A disputa pela possível candidatura do PMDB ao cargo de prefeito em Bauru tem no comandante da legenda, Orestes Quércia, um “voto” em favor do vereador Rodrigo Agostinho. O presidente estadual do partido e ex-governador de São Paulo defendeu ontem que a melhor opção é o nome do vereador Rodrigo Agostinho e pediu para o próprio presidente municipal da sigla, Alex Gasparini, que decline em favor do colega.
Vereador e ex-secretário municipal de Meio Ambiente, Agostinho lançou seu nome no dia 26 de fevereiro passado à disputa, mas adiantou que ninguém fala por ele na negociação. Alex Gasparini não gostou do recado e decidiu, em meados de março, manifestar que também quer ser o pré-candidato.
Ontem à tarde, Quércia e Alex Gasparini tiveram um encontro no escritório político do ex-governador, em São Paulo. Assim que o encontro terminou, o JC falou com o presidente estadual do partido. Embora tenha ressaltado que a decisão sobre a candidatura a prefeito cabe ao diretório municipal, Quércia mostrou claramente o apoio a Agostinho. “Eu fiz um apelo ao Gasparini para que lance o Rodrigo que é quem está bem nas pesquisas e que tem condições de disputar a prefeitura”, disse.
“O diretório estadual tem interesse na candidatura do Rodrigo”, ratificou o cacique peemedebista. Perguntado sobre uma possível intervenção em Bauru, Quércia afirmou: “acredito que a intervenção acabei de fazer hoje; falei com ele (Gasparini) e maior intervenção que essa não pode ser feita”.

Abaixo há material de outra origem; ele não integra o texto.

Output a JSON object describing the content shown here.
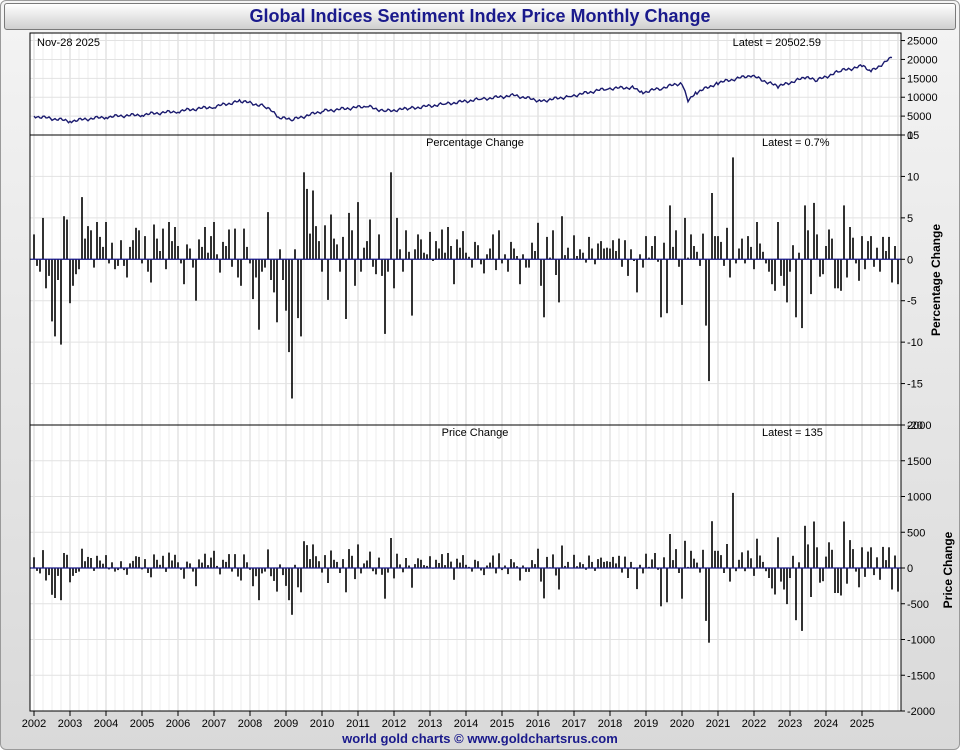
{
  "title": "Global Indices Sentiment Index Price Monthly Change",
  "footer": "world gold charts © www.goldchartsrus.com",
  "colors": {
    "title": "#1a1a8c",
    "line": "#1a1a6e",
    "bar": "#000000",
    "grid": "#e2e2e2"
  },
  "chart_data": [
    {
      "type": "line",
      "date_label": "Nov-28  2025",
      "latest_label": "Latest = 20502.59",
      "ylim": [
        0,
        27000
      ],
      "yticks": [
        0,
        5000,
        10000,
        15000,
        20000,
        25000
      ],
      "x": [
        "2002-01",
        "2003-01",
        "2004-01",
        "2005-01",
        "2006-01",
        "2007-01",
        "2007-10",
        "2008-06",
        "2008-11",
        "2009-03",
        "2010-01",
        "2011-04",
        "2011-10",
        "2012-06",
        "2013-06",
        "2014-06",
        "2015-05",
        "2016-02",
        "2016-12",
        "2017-12",
        "2018-09",
        "2018-12",
        "2019-06",
        "2020-01",
        "2020-03",
        "2020-06",
        "2021-01",
        "2021-12",
        "2022-09",
        "2023-06",
        "2023-10",
        "2024-06",
        "2025-01",
        "2025-04",
        "2025-11"
      ],
      "y": [
        5000,
        3700,
        4800,
        5400,
        6300,
        7500,
        9000,
        7600,
        4600,
        4000,
        6300,
        7600,
        6300,
        7000,
        8200,
        9500,
        10500,
        9000,
        10300,
        12300,
        12600,
        11300,
        12400,
        13800,
        9300,
        11300,
        13800,
        15800,
        12800,
        15200,
        14500,
        17000,
        18200,
        16800,
        20500
      ]
    },
    {
      "type": "bar",
      "subtitle": "Percentage Change",
      "latest_label": "Latest = 0.7%",
      "ylabel": "Percentage Change",
      "ylim": [
        -20,
        15
      ],
      "yticks": [
        -20,
        -15,
        -10,
        -5,
        0,
        5,
        10,
        15
      ],
      "start": "2002-01",
      "values": [
        3.0,
        -0.8,
        -1.5,
        5.0,
        -3.5,
        -2.0,
        -7.5,
        -9.3,
        -2.5,
        -10.3,
        5.2,
        4.8,
        -5.3,
        -3.2,
        -1.8,
        -1.2,
        7.5,
        2.5,
        4.0,
        3.5,
        -1.0,
        4.5,
        2.7,
        1.5,
        4.5,
        -0.5,
        2.0,
        -1.2,
        -0.8,
        2.3,
        -0.8,
        -2.2,
        1.5,
        2.3,
        3.8,
        3.5,
        -0.5,
        2.8,
        -1.5,
        -2.8,
        4.2,
        2.5,
        1.0,
        3.7,
        -1.2,
        4.5,
        2.2,
        3.9,
        1.6,
        -0.5,
        -3.0,
        1.8,
        1.3,
        -1.0,
        -5.0,
        2.4,
        1.5,
        3.9,
        0.8,
        2.8,
        4.5,
        0.6,
        -1.6,
        2.1,
        1.6,
        3.6,
        -0.9,
        3.7,
        -2.2,
        -3.2,
        3.7,
        1.5,
        -0.5,
        -4.8,
        -2.2,
        -8.5,
        -1.5,
        -1.0,
        5.7,
        -2.5,
        -4.0,
        -7.6,
        1.2,
        -2.5,
        -6.2,
        -11.2,
        -16.8,
        1.2,
        -7.1,
        -9.3,
        10.5,
        8.5,
        3.1,
        8.3,
        4.0,
        2.2,
        -1.5,
        4.1,
        -4.9,
        5.4,
        2.5,
        1.8,
        -1.5,
        2.7,
        -7.2,
        5.6,
        3.5,
        -3.2,
        6.9,
        -1.5,
        1.4,
        2.2,
        4.8,
        -0.9,
        -1.8,
        3.0,
        -2.0,
        -9.0,
        -1.5,
        10.5,
        -3.5,
        5.0,
        1.2,
        -1.5,
        3.5,
        0.9,
        -6.8,
        1.2,
        3.0,
        2.4,
        0.8,
        0.6,
        3.3,
        -0.2,
        2.2,
        1.3,
        3.6,
        0.8,
        3.9,
        1.6,
        -3.0,
        2.4,
        1.4,
        3.4,
        0.8,
        0.3,
        -1.0,
        2.1,
        1.7,
        -0.6,
        -1.7,
        0.6,
        1.3,
        3.0,
        -1.3,
        3.5,
        -0.5,
        0.6,
        -1.5,
        2.1,
        1.3,
        0.4,
        -3.0,
        0.6,
        -1.0,
        -1.0,
        2.0,
        1.0,
        4.4,
        -3.2,
        -7.0,
        2.7,
        0.2,
        3.5,
        -1.9,
        -5.2,
        5.2,
        0.5,
        1.4,
        0.1,
        2.9,
        0.4,
        1.2,
        0.8,
        -0.4,
        2.7,
        1.3,
        -0.6,
        1.9,
        2.2,
        1.3,
        1.4,
        1.3,
        2.3,
        1.0,
        2.5,
        -0.9,
        2.3,
        -2.0,
        1.2,
        -0.2,
        -4.0,
        0.6,
        -1.0,
        2.8,
        0.2,
        1.6,
        2.8,
        -0.3,
        -7.0,
        2.0,
        -6.5,
        6.5,
        1.5,
        3.5,
        -0.9,
        -5.5,
        5.0,
        0.2,
        3.0,
        1.6,
        0.9,
        -0.8,
        3.1,
        -8.0,
        -14.7,
        8.0,
        2.8,
        2.8,
        2.1,
        -0.8,
        3.8,
        -2.2,
        12.3,
        -0.5,
        1.3,
        2.5,
        -0.5,
        2.8,
        1.5,
        -1.2,
        4.5,
        1.9,
        0.9,
        -0.5,
        -1.5,
        -3.0,
        -3.8,
        4.5,
        -2.0,
        -3.2,
        -5.2,
        -1.5,
        1.7,
        -7.0,
        0.8,
        -8.3,
        6.5,
        3.5,
        -4.2,
        6.8,
        3.0,
        -2.1,
        -1.8,
        1.6,
        3.6,
        2.5,
        -3.5,
        -3.5,
        -3.8,
        6.5,
        -2.2,
        3.9,
        2.6,
        -0.5,
        -2.6,
        2.8,
        -1.2,
        2.2,
        2.8,
        -0.9,
        1.4,
        -1.5,
        2.7,
        1.0,
        2.7,
        -2.8,
        1.6,
        -3.0,
        4.6,
        2.4,
        1.5,
        2.5,
        1.8,
        0.7
      ]
    },
    {
      "type": "bar",
      "subtitle": "Price Change",
      "latest_label": "Latest = 135",
      "ylabel": "Price Change",
      "ylim": [
        -2000,
        2000
      ],
      "yticks": [
        -2000,
        -1500,
        -1000,
        -500,
        0,
        500,
        1000,
        1500,
        2000
      ],
      "start": "2002-01",
      "values": [
        150,
        -40,
        -75,
        250,
        -175,
        -100,
        -375,
        -420,
        -110,
        -450,
        210,
        185,
        -200,
        -110,
        -70,
        -50,
        270,
        95,
        155,
        140,
        -40,
        170,
        105,
        60,
        180,
        -20,
        80,
        -50,
        -30,
        95,
        -30,
        -95,
        65,
        100,
        165,
        155,
        -20,
        125,
        -70,
        -130,
        190,
        115,
        45,
        170,
        -55,
        215,
        105,
        185,
        80,
        -25,
        -150,
        90,
        65,
        -50,
        -255,
        120,
        75,
        200,
        40,
        145,
        240,
        30,
        -90,
        115,
        85,
        195,
        -50,
        195,
        -120,
        -175,
        190,
        80,
        -25,
        -255,
        -115,
        -450,
        -75,
        -50,
        260,
        -115,
        -180,
        -330,
        50,
        -100,
        -250,
        -450,
        -655,
        45,
        -270,
        -340,
        375,
        320,
        125,
        330,
        165,
        95,
        -65,
        180,
        -210,
        245,
        115,
        85,
        -70,
        125,
        -340,
        265,
        170,
        -155,
        330,
        -75,
        65,
        105,
        230,
        -45,
        -90,
        145,
        -95,
        -430,
        -65,
        420,
        -145,
        200,
        50,
        -60,
        140,
        35,
        -275,
        55,
        135,
        115,
        40,
        30,
        165,
        -10,
        115,
        70,
        195,
        40,
        210,
        90,
        -165,
        130,
        75,
        180,
        45,
        15,
        -50,
        115,
        95,
        -35,
        -100,
        35,
        75,
        175,
        -75,
        205,
        -30,
        35,
        -85,
        125,
        80,
        25,
        -175,
        35,
        -55,
        -55,
        110,
        55,
        270,
        -190,
        -425,
        155,
        10,
        190,
        -105,
        -300,
        315,
        30,
        85,
        5,
        185,
        25,
        80,
        55,
        -25,
        175,
        85,
        -40,
        125,
        145,
        85,
        95,
        85,
        155,
        65,
        170,
        -65,
        160,
        -140,
        85,
        -15,
        -295,
        45,
        -75,
        200,
        15,
        120,
        210,
        -25,
        -535,
        150,
        -480,
        475,
        110,
        265,
        -70,
        -430,
        380,
        15,
        240,
        130,
        75,
        -65,
        255,
        -740,
        -1045,
        655,
        240,
        240,
        180,
        -70,
        335,
        -190,
        1050,
        -45,
        115,
        220,
        -45,
        245,
        135,
        -110,
        410,
        175,
        85,
        -45,
        -140,
        -285,
        -370,
        430,
        -190,
        -300,
        -505,
        -140,
        170,
        -730,
        80,
        -880,
        590,
        330,
        -405,
        650,
        290,
        -205,
        -185,
        160,
        360,
        255,
        -350,
        -350,
        -385,
        650,
        -220,
        390,
        265,
        -50,
        -270,
        290,
        -125,
        230,
        290,
        -100,
        150,
        -165,
        295,
        110,
        290,
        -300,
        175,
        -330,
        500,
        270,
        165,
        280,
        195,
        135
      ]
    }
  ],
  "x_axis": {
    "labels": [
      "2002",
      "2003",
      "2004",
      "2005",
      "2006",
      "2007",
      "2008",
      "2009",
      "2010",
      "2011",
      "2012",
      "2013",
      "2014",
      "2015",
      "2016",
      "2017",
      "2018",
      "2019",
      "2020",
      "2021",
      "2022",
      "2023",
      "2024",
      "2025"
    ]
  }
}
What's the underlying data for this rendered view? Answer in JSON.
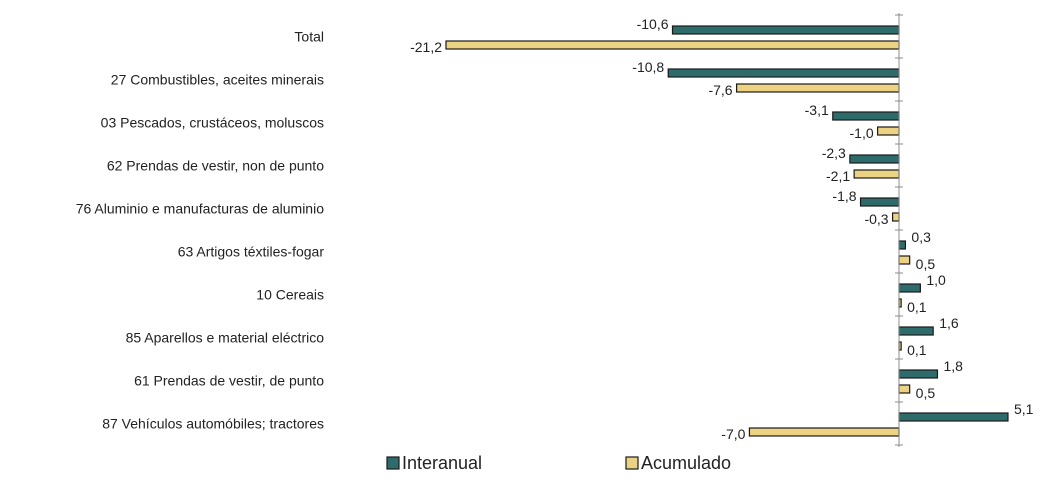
{
  "chart_data": {
    "type": "bar",
    "orientation": "horizontal",
    "categories": [
      "Total",
      "27 Combustibles, aceites minerais",
      "03 Pescados, crustáceos, moluscos",
      "62 Prendas de vestir, non de punto",
      "76 Aluminio e manufacturas de aluminio",
      "63 Artigos téxtiles-fogar",
      "10 Cereais",
      "85 Aparellos e material eléctrico",
      "61 Prendas de vestir, de punto",
      "87 Vehículos automóbiles; tractores"
    ],
    "series": [
      {
        "name": "Interanual",
        "color": "#2e6b6b",
        "values": [
          -10.6,
          -10.8,
          -3.1,
          -2.3,
          -1.8,
          0.3,
          1.0,
          1.6,
          1.8,
          5.1
        ],
        "labels": [
          "-10,6",
          "-10,8",
          "-3,1",
          "-2,3",
          "-1,8",
          "0,3",
          "1,0",
          "1,6",
          "1,8",
          "5,1"
        ]
      },
      {
        "name": "Acumulado",
        "color": "#ecd283",
        "values": [
          -21.2,
          -7.6,
          -1.0,
          -2.1,
          -0.3,
          0.5,
          0.1,
          0.1,
          0.5,
          -7.0
        ],
        "labels": [
          "-21,2",
          "-7,6",
          "-1,0",
          "-2,1",
          "-0,3",
          "0,5",
          "0,1",
          "0,1",
          "0,5",
          "-7,0"
        ]
      }
    ],
    "xlim": [
      -21.2,
      5.1
    ],
    "grid": false,
    "legend_position": "bottom"
  }
}
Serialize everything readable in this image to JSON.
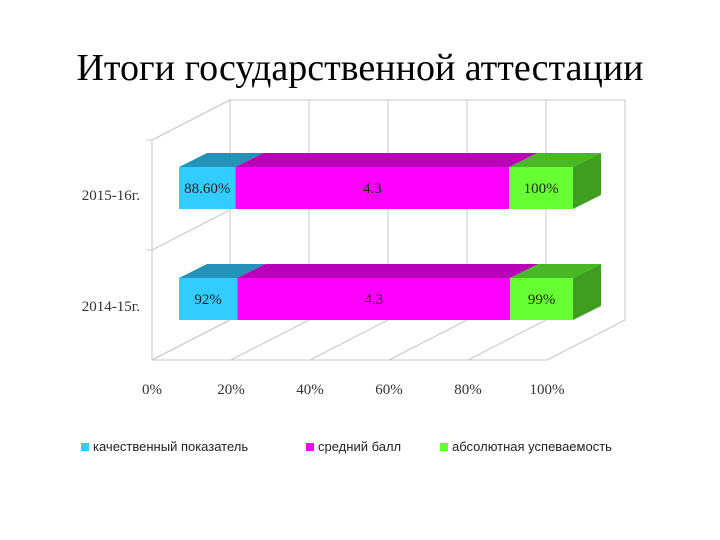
{
  "title": "Итоги государственной аттестации",
  "chart_data": {
    "type": "bar",
    "orientation": "horizontal",
    "stacked": "percent",
    "three_d": true,
    "categories": [
      "2014-15г.",
      "2015-16г."
    ],
    "series": [
      {
        "name": "качественный показатель",
        "color": "#33ccff",
        "values": [
          0.92,
          0.886
        ],
        "labels": [
          "92%",
          "88.60%"
        ]
      },
      {
        "name": "средний балл",
        "color": "#ff00ff",
        "values": [
          4.3,
          4.3
        ],
        "labels": [
          "4.3",
          "4.3"
        ]
      },
      {
        "name": "абсолютная успеваемость",
        "color": "#66ff33",
        "values": [
          0.99,
          1.0
        ],
        "labels": [
          "99%",
          "100%"
        ]
      }
    ],
    "x_ticks": [
      "0%",
      "20%",
      "40%",
      "60%",
      "80%",
      "100%"
    ],
    "xlim": [
      0,
      100
    ],
    "grid": true,
    "legend_position": "bottom"
  }
}
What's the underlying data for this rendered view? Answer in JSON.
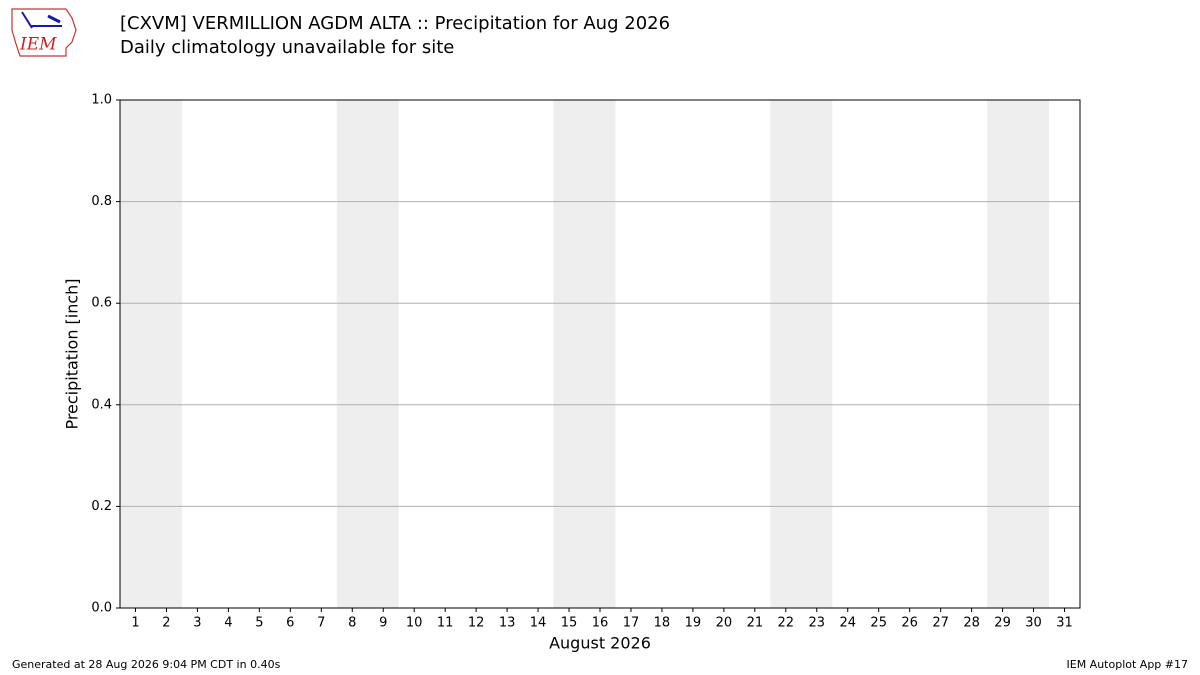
{
  "chart_data": {
    "type": "bar",
    "logo": "IEM",
    "title": "[CXVM] VERMILLION AGDM  ALTA :: Precipitation for Aug 2026",
    "subtitle": "Daily climatology unavailable for site",
    "ylabel": "Precipitation [inch]",
    "xlabel": "August 2026",
    "xlim": [
      0.5,
      31.5
    ],
    "xticks": [
      1,
      2,
      3,
      4,
      5,
      6,
      7,
      8,
      9,
      10,
      11,
      12,
      13,
      14,
      15,
      16,
      17,
      18,
      19,
      20,
      21,
      22,
      23,
      24,
      25,
      26,
      27,
      28,
      29,
      30,
      31
    ],
    "shaded_ranges": [
      [
        0.5,
        2.5
      ],
      [
        7.5,
        9.5
      ],
      [
        14.5,
        16.5
      ],
      [
        21.5,
        23.5
      ],
      [
        28.5,
        30.5
      ]
    ],
    "shade_color": "#eeeeee",
    "ylim": [
      0,
      1
    ],
    "yticks": [
      {
        "value": 0,
        "label": "0.0"
      },
      0.2,
      0.4,
      0.6,
      0.8,
      {
        "value": 1,
        "label": "1.0"
      }
    ],
    "grid": true,
    "footer_left": "Generated at 28 Aug 2026 9:04 PM CDT in 0.40s",
    "footer_right": "IEM Autoplot App #17"
  }
}
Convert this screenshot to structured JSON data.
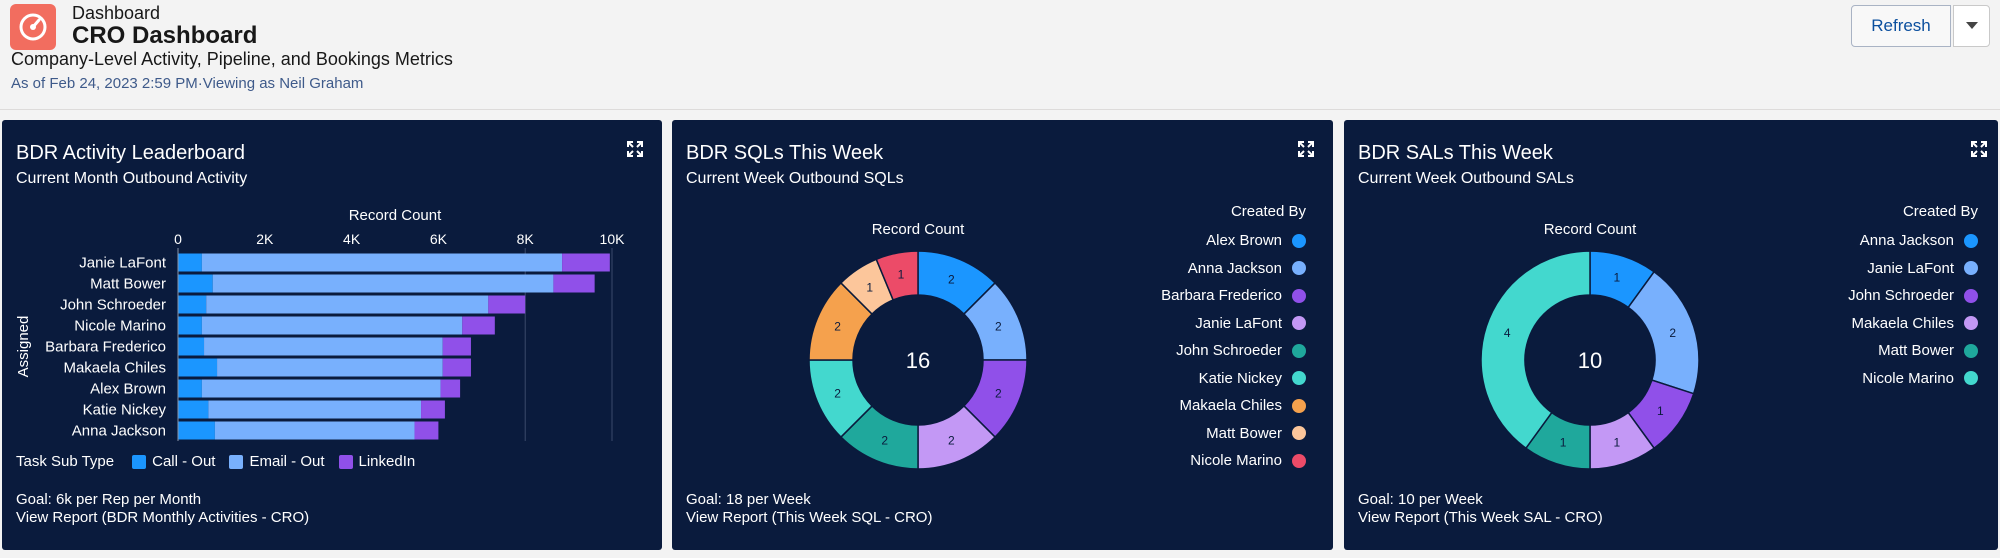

Segundo o ex-governador, o presidente do diretório municipal acatou o apelo. “O Alex vacilou um pouquinho, mas acabou entendendo minha posição”, relatou. “Agora, vou saber o comportamento dele quando começar a agir”, emendou. No fundo, todos do PMDB sabem que Alex não reúne indicadores de potencial de voto nas ruas capaz emplacar seu nome acima de Agostinho na disputa local. Mas como ele comanda a legenda, a divergência virou impasse interno.
Alex Gasparini contemporizou sobre o apelo de Quércia. Disse que no encontro de ontem a ordem foi que deve haver conciliação para a manutenção da unidade do PMDB. Negou que tenha abdicado de sua pré-candidatura e espera resolver o impasse antes da convenção. “É preciso respeitar a vontade do partido em Bauru, que vai definir o candidato a prefeito”, comentou o ex-vereador.
Gasparini negou também que sua pré-candidatura seja um “balão de ensaio” para atrair outros partidos e forçar coligações. O que será difícil é manter a chama de uma pré-candidatura que não está nas ruas, mas serve a alimentar apenas a fogueira interna no PMDB bauruense.